Pulled the bearings from both wheels, swingarm and the headstock, you can buy genuine ones or go to a bearing shop and get identical or better ones for less money. I usually go for Koyo bearings.



RG – Rolling Chassis

With everything stripped I started blasting and painting the rolling chassis parts. Everything that was anodised or paint aluminium is being repainted silver, as much of it had surface corrosion and everything else satin black.

I sent the forks for rechroming and straingtening at Brook Suspension and have started rebuilding them with new seals and bushes from K-Tech suspension.
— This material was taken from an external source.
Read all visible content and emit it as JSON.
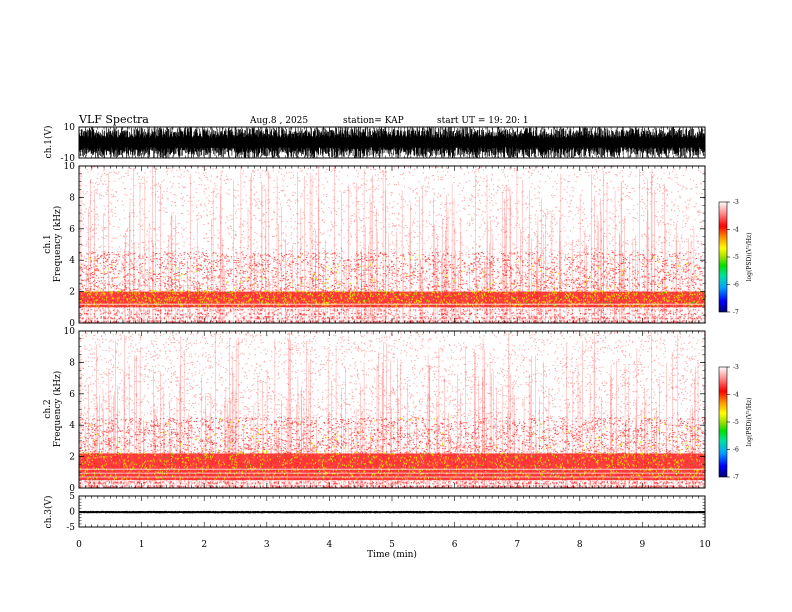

I even dismantled the anti-dive modules as I wanted to see how they worked, historically everyone has said they’re shit and often blank them off. I’m putting them back so replaced all the old o-rings and I’d say from looking inside they’re a part that should be maintained as mine were seized due to the seals perishing.

I made a tool to hold the damper rod whilst tighening the bottom bolt put of a couple of nuts and a bolt. Had a grind a taper on the bottom nut for it to fit inside the damper rod.

New taper roller bearings have been fitted using the old bearing race as a drift to tap them in place.

Its also a good idea to have an o-ring set when doing any rebuilds.